China is designing its next generation of trains that can carry passengers at a top speed of 500 kilometers (310 miles) an hour and cargo at 250km/h, with wheels that can adjust to fit different track gauges used around the world.
Under an ambitious government plan starting this year, the country is developing trains that can run on a hybrid-propulsion system that allows higher speeds, said Jia Limin, a professor at Beijing Jiaotong University.
Using the enhanced technology and expanded network, “China will have the experience to operate high-speed rail networks in the world’s most diverse geographic and climatic conditions, from deserts to alpine plateaus to rainforests”, said Jia during an interview in Hong Kong.
China’s high-speed rail network is designed to operate in harsh winters in the northeastern provinces, where winter temperatures can plummet to 40 degrees Celsius below freezing, to the world’s highest altitudes in the Tibet autonomous region, to deserts on its western frontiers.
The country is using high-speed rail as the next spearhead to gain a technological edge over the United States, Japan and Europe.
The domestic high-speed tracks already cover 20,000km, or 60 per cent of the world’s installed network.

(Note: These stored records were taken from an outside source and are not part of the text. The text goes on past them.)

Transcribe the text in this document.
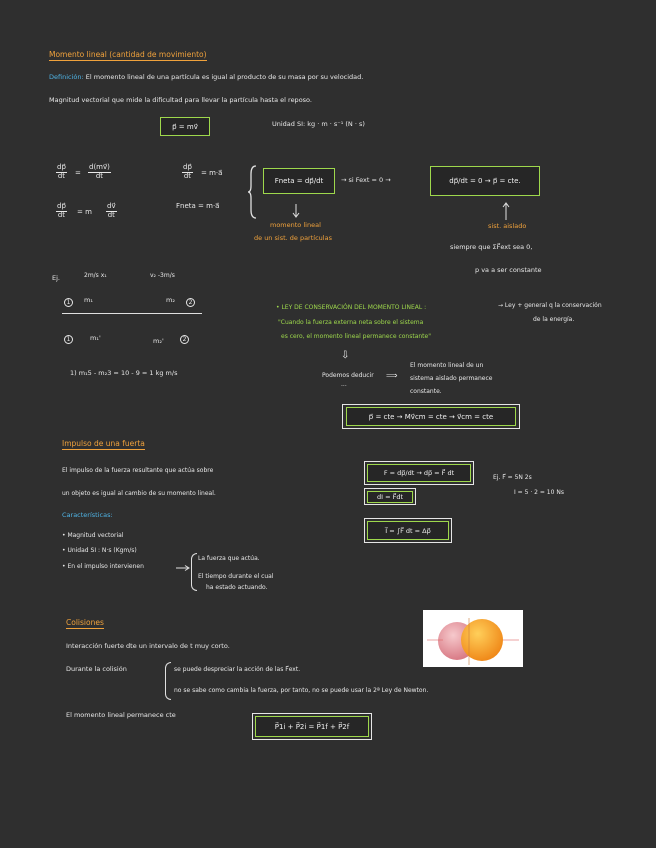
Momento lineal (cantidad de movimiento)
Definición: El momento lineal de una partícula es igual al producto de su masa por su velocidad.
Magnitud vectorial que mide la dificultad para llevar la partícula hasta el reposo.
p⃗ = mv⃗	Unidad SI: kg · m · s⁻¹ (N · s)
$\frac{dp⃗}{dt} = \frac{d(mv⃗)}{dt}$
$\frac{dp⃗}{dt} = m \frac{dv⃗}{dt}$
$\frac{dp⃗}{dt}$ = m·a⃗
Fneta = m·a⃗
Fneta = dp⃗/dt	→ si Fext = 0 →	dp⃗/dt = 0 → p⃗ = cte.
momento lineal
de un sist. de partículas
sist. aislado
siempre que ΣF⃗ext sea 0,
p va a ser constante
Ej.	2m/s x₁	v₂ -3m/s
1	m₁	m₂	2
1	m₁'	m₂'	2
1) m₁5 - m₂3 = 10 - 9 = 1 kg m/s
• LEY DE CONSERVACIÓN DEL MOMENTO LINEAL :	→ Ley + general q la conservación
de la energía.
"Cuando la fuerza externa neta sobre el sistema
es cero, el momento lineal permanece constante"
⇩
Podemos deducir
...
⟹
El momento lineal de un
sistema aislado permanece
constante.
p⃗ = cte → Mv⃗cm = cte → v⃗cm = cte
Impulso de una fuerta
El impulso de la fuerza resultante que actúa sobre
un objeto es igual al cambio de su momento lineal.
F = dp⃗/dt → dp⃗ = F⃗ dt
dI = F⃗dt
I⃗ = ∫F⃗ dt = Δp⃗
Ej. F⃗ = 5N 2s
I = 5 · 2 = 10 Ns
Características:
• Magnitud vectorial
• Unidad SI : N·s (Kgm/s)
• En el impulso intervienen
La fuerza que actúa.
El tiempo durante el cual
ha estado actuando.
Colisiones
Interacción fuerte dte un intervalo de t muy corto.
Durante la colisión	se puede despreciar la acción de las F⃗ext.
no se sabe como cambia la fuerza, por tanto, no se puede usar la 2ª Ley de Newton.
El momento lineal permanece cte
P⃗1i + P⃗2i = P⃗1f + P⃗2f
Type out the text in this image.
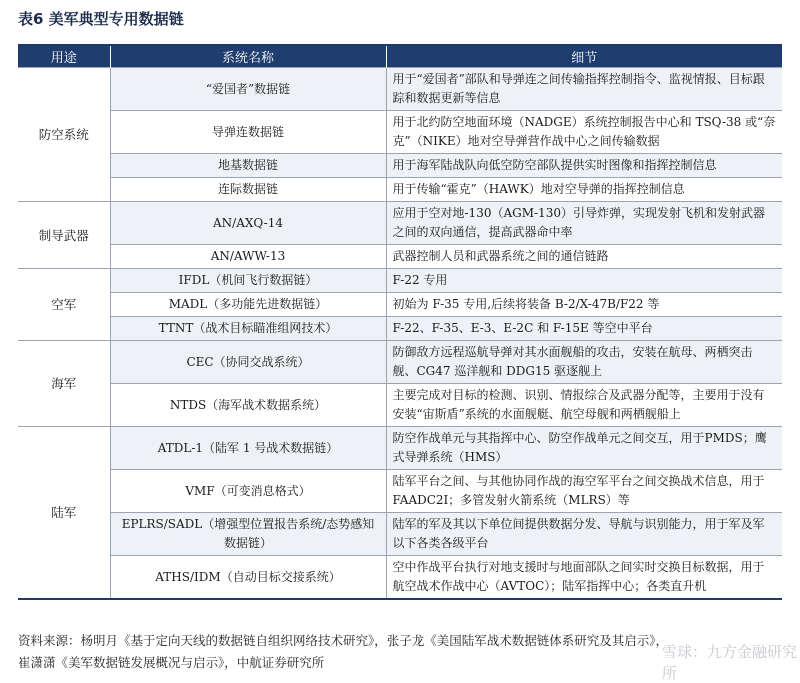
表6 美军典型专用数据链
用途	系统名称	细节
防空系统	“爱国者”数据链	用于“爱国者”部队和导弹连之间传输指挥控制指令、监视情报、目标跟踪和数据更新等信息
	导弹连数据链	用于北约防空地面环境（NADGE）系统控制报告中心和 TSQ-38 或“奈克”（NIKE）地对空导弹营作战中心之间传输数据
	地基数据链	用于海军陆战队向低空防空部队提供实时图像和指挥控制信息
	连际数据链	用于传输“霍克”（HAWK）地对空导弹的指挥控制信息
制导武器	AN/AXQ-14	应用于空对地-130（AGM-130）引导炸弹，实现发射飞机和发射武器之间的双向通信，提高武器命中率
	AN/AWW-13	武器控制人员和武器系统之间的通信链路
空军	IFDL（机间飞行数据链）	F-22 专用
	MADL（多功能先进数据链）	初始为 F-35 专用,后续将装备 B-2/X-47B/F22 等
	TTNT（战术目标瞄准组网技术）	F-22、F-35、E-3、E-2C 和 F-15E 等空中平台
海军	CEC（协同交战系统）	防御敌方远程巡航导弹对其水面舰船的攻击，安装在航母、两栖突击舰、CG47 巡洋舰和 DDG15 驱逐舰上
	NTDS（海军战术数据系统）	主要完成对目标的检测、识别、情报综合及武器分配等，主要用于没有安装“宙斯盾”系统的水面舰艇、航空母舰和两栖舰船上
陆军	ATDL-1（陆军 1 号战术数据链）	防空作战单元与其指挥中心、防空作战单元之间交互，用于PMDS；鹰式导弹系统（HMS）
	VMF（可变消息格式）	陆军平台之间、与其他协同作战的海空军平台之间交换战术信息，用于 FAADC2I；多管发射火箭系统（MLRS）等
	EPLRS/SADL（增强型位置报告系统/态势感知数据链）	陆军的军及其以下单位间提供数据分发、导航与识别能力，用于军及军以下各类各级平台
	ATHS/IDM（自动目标交接系统）	空中作战平台执行对地支援时与地面部队之间实时交换目标数据，用于航空战术作战中心（AVTOC）；陆军指挥中心；各类直升机
资料来源：杨明月《基于定向天线的数据链自组织网络技术研究》，张子龙《美国陆军战术数据链体系研究及其启示》，
崔潇潇《美军数据链发展概况与启示》，中航证券研究所
雪球：九方金融研究所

That will expand to 30,000km by 2020 and 45,000km by 2030, said Jia, who heads the Chinese program to develop fast trains.

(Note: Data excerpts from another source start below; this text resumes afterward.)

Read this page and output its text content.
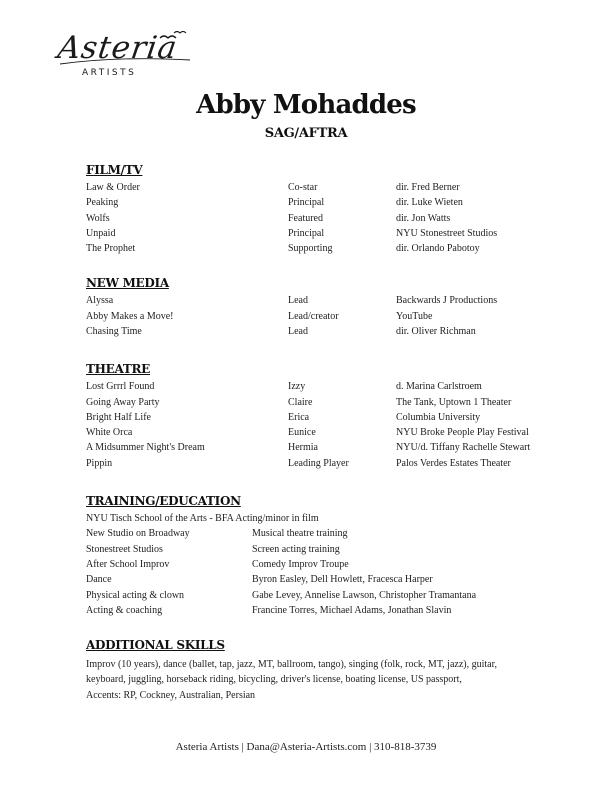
Asteria
ARTISTS
Abby Mohaddes
SAG/AFTRA
FILM/TV
Law & Order	Co-star	dir. Fred Berner
Peaking	Principal	dir. Luke Wieten
Wolfs	Featured	dir. Jon Watts
Unpaid	Principal	NYU Stonestreet Studios
The Prophet	Supporting	dir. Orlando Pabotoy
NEW MEDIA
Alyssa	Lead	Backwards J Productions
Abby Makes a Move!	Lead/creator	YouTube
Chasing Time	Lead	dir. Oliver Richman
THEATRE
Lost Grrrl Found	Izzy	d. Marina Carlstroem
Going Away Party	Claire	The Tank, Uptown 1 Theater
Bright Half Life	Erica	Columbia University
White Orca	Eunice	NYU Broke People Play Festival
A Midsummer Night's Dream	Hermia	NYU/d. Tiffany Rachelle Stewart
Pippin	Leading Player	Palos Verdes Estates Theater
TRAINING/EDUCATION
NYU Tisch School of the Arts - BFA Acting/minor in film
New Studio on Broadway	Musical theatre training
Stonestreet Studios	Screen acting training
After School Improv	Comedy Improv Troupe
Dance	Byron Easley, Dell Howlett, Fracesca Harper
Physical acting & clown	Gabe Levey, Annelise Lawson, Christopher Tramantana
Acting & coaching	Francine Torres, Michael Adams, Jonathan Slavin
ADDITIONAL SKILLS
Improv (10 years), dance (ballet, tap, jazz, MT, ballroom, tango), singing (folk, rock, MT, jazz), guitar,
keyboard, juggling, horseback riding, bicycling, driver's license, boating license, US passport,
Accents: RP, Cockney, Australian, Persian
Asteria Artists | Dana@Asteria-Artists.com | 310-818-3739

Chinese companies now have about 3,000km of high-speed rail contracts on their order books outside the country. Led by state-owned China Railway Rolling Stock, the firms have secured deals to build high-speed rail projects in Turkey, Indonesia, Thailand andRussia and are bidding for projects in Malaysia, the U.S. and South America.
The hybrid-propulsion systems can be driven by electrical power lines with backup from batteries and diesel engines.
There are also plans to test a next-generation bullet train capable of topping 600km/h (372 mph).
China wants to be the main builder for an overland rail network from Singapore in the southern tip of Southeast Asia northwards through Indochina and China, then westwards through central Asia and Europe.
The plan is part of the government’s so-called “one belt, one road” programme to recreate the ancient Silk Road trade routes. It calls for technology that can adapt to different train gauges used along the way from Southeast Asia’s metre-wide gauge to China’s 1.435-metre standard gauge to Russia’s 1.52-metre broad gauge.
Chinese companies invested nearly $15 billion in countries participating in Beijing’s new Silk Road initiative in 2015, up one-fifth from 2014. China has dedicated $40 billion to a Silk Road Fund and the idea was the driving force behind the establishment of the $50 billion Asian Infrastructure Investment Bank.